In [1]:
import pandas as pd

DATA = '/kaggle/input/trachoma-cause/population-at-risk-of-trachoma new.csv'

df = pd.read_csv(filepath_or_buffer=DATA)
df.columns = ['Entity', 'Year', 'people treated']
df.head()

Unnamed: 0,Entity,Year,people treated
0,Africa,2005,15173419
1,Asia,2005,1387641
2,Brazil,2005,25000
3,Cambodia,2005,6000
4,Ethiopia,2005,2618488


Let's look at large multi-national entities first.

In [2]:
from plotly import express
import warnings

warnings.filterwarnings(action='ignore', category=FutureWarning)

entities = ['Africa', 'Asia', 'World', 'South America', 'Oceania', 'North America', 'Europe']

express.line(data_frame=df[df['Entity'].isin(entities)], x='Year', y='people treated', color='Entity', log_y=False)

Almost all of the world's treatments are in Africa. If we look at these in a log plot we see that there are sometimes a few million elsewhere.

In [3]:
express.scatter(data_frame=df[df['Entity'].isin(entities)], x='Year', y='people treated', color='Entity', log_y=True)

Let's have a look at the longitudinal data for each country.

In [4]:
express.line(data_frame=df[~df['Entity'].isin(entities)], x='Year', y='people treated', color='Entity', log_y=False)

The bulk of the treatments are in Ethiopia. Let's look at the total data. Since we have so many countries let's just look at the top countries.

In [5]:
TOP_N = 50

express.histogram(data_frame=df[~df['Entity'].isin(entities)][['Entity', 'people treated']].groupby(by=['Entity']).sum().reset_index().sort_values(ascending=False, by='people treated').head(n=TOP_N),
                  x='Entity', y='people treated', log_y=False)
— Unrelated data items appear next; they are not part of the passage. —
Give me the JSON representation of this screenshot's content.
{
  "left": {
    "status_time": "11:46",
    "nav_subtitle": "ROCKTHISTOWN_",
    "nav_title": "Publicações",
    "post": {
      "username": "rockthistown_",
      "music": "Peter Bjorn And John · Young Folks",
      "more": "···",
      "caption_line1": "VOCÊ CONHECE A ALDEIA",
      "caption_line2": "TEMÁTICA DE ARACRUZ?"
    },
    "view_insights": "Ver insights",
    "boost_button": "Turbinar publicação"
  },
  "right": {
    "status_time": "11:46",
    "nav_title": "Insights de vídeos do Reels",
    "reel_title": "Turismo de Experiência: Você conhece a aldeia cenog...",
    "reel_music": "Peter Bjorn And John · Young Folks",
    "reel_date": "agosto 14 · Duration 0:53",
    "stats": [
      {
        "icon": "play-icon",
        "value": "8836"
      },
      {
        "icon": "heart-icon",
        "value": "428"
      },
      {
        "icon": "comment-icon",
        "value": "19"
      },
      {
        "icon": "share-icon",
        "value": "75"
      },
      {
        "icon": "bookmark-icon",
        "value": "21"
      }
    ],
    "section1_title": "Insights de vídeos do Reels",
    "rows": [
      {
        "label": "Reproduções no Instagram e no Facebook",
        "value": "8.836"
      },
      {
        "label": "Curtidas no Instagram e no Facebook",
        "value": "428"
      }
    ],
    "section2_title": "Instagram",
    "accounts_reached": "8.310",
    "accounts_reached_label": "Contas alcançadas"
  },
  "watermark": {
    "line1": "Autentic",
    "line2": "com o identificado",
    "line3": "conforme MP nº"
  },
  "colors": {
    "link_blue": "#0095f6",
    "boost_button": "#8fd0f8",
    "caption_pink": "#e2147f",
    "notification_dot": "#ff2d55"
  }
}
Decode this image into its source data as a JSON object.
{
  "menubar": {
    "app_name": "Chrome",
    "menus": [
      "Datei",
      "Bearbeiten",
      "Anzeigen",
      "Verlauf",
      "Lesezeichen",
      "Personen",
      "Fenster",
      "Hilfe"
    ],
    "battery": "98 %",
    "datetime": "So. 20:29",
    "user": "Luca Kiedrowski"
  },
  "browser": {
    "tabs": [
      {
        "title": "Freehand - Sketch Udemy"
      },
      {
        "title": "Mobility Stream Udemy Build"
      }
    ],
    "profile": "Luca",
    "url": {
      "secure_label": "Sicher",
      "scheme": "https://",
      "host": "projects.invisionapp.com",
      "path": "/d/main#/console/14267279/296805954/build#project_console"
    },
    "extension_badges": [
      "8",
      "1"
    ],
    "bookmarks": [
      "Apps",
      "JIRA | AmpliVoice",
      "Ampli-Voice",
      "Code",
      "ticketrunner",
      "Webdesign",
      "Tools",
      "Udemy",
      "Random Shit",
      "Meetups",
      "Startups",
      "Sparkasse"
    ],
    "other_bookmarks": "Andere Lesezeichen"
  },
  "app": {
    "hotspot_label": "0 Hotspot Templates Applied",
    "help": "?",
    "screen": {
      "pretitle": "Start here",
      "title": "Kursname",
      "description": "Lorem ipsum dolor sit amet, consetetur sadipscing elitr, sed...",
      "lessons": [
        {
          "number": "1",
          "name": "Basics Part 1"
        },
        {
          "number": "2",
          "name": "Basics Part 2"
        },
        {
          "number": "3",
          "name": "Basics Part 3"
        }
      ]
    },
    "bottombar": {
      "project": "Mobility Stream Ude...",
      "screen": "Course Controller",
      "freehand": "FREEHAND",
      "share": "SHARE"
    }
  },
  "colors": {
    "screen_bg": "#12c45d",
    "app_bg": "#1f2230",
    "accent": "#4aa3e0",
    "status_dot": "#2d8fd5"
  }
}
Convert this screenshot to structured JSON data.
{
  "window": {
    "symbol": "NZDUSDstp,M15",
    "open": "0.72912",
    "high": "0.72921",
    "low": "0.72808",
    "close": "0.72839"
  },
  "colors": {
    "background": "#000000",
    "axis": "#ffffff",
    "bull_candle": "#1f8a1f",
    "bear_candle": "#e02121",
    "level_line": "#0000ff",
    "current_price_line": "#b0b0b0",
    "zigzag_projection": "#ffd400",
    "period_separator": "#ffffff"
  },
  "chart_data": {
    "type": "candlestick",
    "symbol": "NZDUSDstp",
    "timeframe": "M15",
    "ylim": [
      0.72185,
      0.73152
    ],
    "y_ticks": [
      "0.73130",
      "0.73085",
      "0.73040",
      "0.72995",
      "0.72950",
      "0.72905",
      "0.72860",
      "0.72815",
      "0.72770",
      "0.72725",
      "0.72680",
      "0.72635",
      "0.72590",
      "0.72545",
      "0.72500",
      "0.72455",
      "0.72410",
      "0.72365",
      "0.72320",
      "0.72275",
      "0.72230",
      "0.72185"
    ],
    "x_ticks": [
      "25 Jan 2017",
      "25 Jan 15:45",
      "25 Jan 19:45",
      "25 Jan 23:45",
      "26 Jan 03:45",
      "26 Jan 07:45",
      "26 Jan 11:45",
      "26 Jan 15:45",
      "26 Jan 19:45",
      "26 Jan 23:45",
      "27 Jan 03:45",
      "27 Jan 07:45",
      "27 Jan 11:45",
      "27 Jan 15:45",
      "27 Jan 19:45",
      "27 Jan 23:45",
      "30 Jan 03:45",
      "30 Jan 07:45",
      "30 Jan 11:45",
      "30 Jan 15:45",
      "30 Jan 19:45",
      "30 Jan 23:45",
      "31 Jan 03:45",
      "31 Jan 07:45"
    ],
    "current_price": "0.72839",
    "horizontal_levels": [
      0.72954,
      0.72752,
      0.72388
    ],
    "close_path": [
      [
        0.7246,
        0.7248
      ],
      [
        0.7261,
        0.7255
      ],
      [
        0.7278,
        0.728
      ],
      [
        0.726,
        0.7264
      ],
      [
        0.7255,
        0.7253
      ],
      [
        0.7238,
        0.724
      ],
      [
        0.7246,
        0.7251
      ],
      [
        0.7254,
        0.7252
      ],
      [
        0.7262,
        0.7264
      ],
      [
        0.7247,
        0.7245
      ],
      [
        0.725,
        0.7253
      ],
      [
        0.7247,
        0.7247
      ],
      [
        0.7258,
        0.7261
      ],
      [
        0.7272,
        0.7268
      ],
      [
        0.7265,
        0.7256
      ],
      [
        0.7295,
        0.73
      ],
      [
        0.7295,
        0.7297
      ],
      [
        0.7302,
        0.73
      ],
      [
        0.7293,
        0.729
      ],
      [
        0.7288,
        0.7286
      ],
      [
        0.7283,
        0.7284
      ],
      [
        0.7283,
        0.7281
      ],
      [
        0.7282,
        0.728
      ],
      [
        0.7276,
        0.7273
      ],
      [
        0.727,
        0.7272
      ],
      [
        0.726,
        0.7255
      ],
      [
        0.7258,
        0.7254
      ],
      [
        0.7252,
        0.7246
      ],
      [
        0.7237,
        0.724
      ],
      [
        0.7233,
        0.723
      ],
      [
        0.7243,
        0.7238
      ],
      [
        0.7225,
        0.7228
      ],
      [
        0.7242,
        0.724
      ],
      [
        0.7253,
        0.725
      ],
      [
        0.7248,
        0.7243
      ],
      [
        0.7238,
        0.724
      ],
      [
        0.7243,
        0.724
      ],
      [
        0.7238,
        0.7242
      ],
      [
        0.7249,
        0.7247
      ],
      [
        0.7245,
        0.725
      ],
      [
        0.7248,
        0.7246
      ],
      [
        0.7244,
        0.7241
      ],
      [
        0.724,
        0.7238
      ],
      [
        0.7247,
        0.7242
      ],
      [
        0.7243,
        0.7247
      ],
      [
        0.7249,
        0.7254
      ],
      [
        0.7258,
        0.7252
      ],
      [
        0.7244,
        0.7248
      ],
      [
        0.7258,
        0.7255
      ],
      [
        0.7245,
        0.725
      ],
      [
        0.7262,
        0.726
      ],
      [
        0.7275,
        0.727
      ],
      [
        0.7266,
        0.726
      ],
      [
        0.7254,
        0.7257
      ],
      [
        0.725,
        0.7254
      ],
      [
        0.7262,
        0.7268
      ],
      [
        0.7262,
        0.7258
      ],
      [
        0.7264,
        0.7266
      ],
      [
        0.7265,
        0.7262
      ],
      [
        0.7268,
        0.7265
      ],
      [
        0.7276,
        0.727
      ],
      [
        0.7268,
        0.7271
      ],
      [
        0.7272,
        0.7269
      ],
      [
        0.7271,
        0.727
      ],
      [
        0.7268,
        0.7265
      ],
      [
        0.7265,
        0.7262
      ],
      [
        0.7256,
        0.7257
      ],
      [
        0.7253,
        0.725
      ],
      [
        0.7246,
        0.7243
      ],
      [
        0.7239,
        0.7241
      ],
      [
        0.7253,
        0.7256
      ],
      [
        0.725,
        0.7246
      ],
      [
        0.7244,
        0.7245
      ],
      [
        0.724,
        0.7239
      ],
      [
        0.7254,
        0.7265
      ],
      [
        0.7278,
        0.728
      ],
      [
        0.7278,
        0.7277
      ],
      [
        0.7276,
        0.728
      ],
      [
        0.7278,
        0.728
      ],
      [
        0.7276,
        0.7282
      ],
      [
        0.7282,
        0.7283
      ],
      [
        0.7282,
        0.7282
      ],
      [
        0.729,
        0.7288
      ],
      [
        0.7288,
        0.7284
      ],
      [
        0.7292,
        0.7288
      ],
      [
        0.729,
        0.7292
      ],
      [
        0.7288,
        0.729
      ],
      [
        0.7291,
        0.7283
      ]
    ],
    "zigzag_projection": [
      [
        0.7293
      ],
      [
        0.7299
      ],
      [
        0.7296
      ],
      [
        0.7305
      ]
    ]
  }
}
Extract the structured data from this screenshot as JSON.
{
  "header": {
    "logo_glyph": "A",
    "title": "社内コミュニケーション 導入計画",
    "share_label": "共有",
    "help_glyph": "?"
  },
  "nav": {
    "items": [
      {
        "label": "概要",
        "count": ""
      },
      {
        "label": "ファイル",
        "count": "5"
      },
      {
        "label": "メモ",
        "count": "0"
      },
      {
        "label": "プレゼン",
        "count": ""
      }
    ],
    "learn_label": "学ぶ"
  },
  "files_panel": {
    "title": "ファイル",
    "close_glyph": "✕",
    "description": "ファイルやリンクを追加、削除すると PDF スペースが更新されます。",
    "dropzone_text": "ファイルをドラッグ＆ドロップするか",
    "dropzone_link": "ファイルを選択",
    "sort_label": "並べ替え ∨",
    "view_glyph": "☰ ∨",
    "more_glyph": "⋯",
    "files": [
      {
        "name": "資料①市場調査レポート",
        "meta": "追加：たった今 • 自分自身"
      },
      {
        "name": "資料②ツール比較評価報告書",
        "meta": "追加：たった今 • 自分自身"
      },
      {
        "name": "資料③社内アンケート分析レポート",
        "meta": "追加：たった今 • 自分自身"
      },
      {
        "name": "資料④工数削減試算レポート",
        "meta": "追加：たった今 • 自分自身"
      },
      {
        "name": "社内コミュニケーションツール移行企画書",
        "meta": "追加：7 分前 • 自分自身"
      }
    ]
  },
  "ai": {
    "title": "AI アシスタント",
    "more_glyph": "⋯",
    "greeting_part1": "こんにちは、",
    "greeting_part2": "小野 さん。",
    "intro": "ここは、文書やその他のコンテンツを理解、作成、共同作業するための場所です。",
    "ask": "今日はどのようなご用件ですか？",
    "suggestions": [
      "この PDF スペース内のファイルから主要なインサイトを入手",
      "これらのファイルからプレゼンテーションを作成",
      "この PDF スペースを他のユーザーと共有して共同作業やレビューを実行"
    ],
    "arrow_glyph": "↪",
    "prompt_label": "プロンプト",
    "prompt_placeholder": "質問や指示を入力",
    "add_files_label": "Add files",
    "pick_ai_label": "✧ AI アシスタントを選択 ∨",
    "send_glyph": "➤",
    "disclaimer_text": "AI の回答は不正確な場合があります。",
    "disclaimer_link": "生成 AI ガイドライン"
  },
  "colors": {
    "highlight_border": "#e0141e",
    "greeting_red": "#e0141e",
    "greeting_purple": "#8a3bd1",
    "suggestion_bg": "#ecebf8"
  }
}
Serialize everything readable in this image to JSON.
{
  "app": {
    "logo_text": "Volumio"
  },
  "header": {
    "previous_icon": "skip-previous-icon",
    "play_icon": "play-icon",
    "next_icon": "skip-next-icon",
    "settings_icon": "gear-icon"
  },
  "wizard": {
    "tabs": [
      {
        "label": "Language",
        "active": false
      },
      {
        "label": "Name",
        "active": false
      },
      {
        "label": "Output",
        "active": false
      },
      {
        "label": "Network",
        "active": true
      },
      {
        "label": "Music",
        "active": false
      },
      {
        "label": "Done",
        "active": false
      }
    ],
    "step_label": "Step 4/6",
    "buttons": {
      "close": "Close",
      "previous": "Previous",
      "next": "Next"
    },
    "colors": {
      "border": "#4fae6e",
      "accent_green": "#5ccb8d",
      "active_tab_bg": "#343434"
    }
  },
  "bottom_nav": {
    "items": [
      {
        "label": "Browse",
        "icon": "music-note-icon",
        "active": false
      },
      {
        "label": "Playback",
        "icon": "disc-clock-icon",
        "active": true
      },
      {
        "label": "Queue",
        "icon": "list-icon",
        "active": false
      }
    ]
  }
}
We need a log plot to see the countries on the small end of the plot.

In [6]:
express.histogram(data_frame=df[~df['Entity'].isin(entities)][['Entity', 'people treated']].groupby(by=['Entity']).sum().reset_index().sort_values(ascending=False, by='people treated').head(n=TOP_N),
                  x='Entity', y='people treated', log_y=True)

Only a handful of countries outside Africa are in the top 50.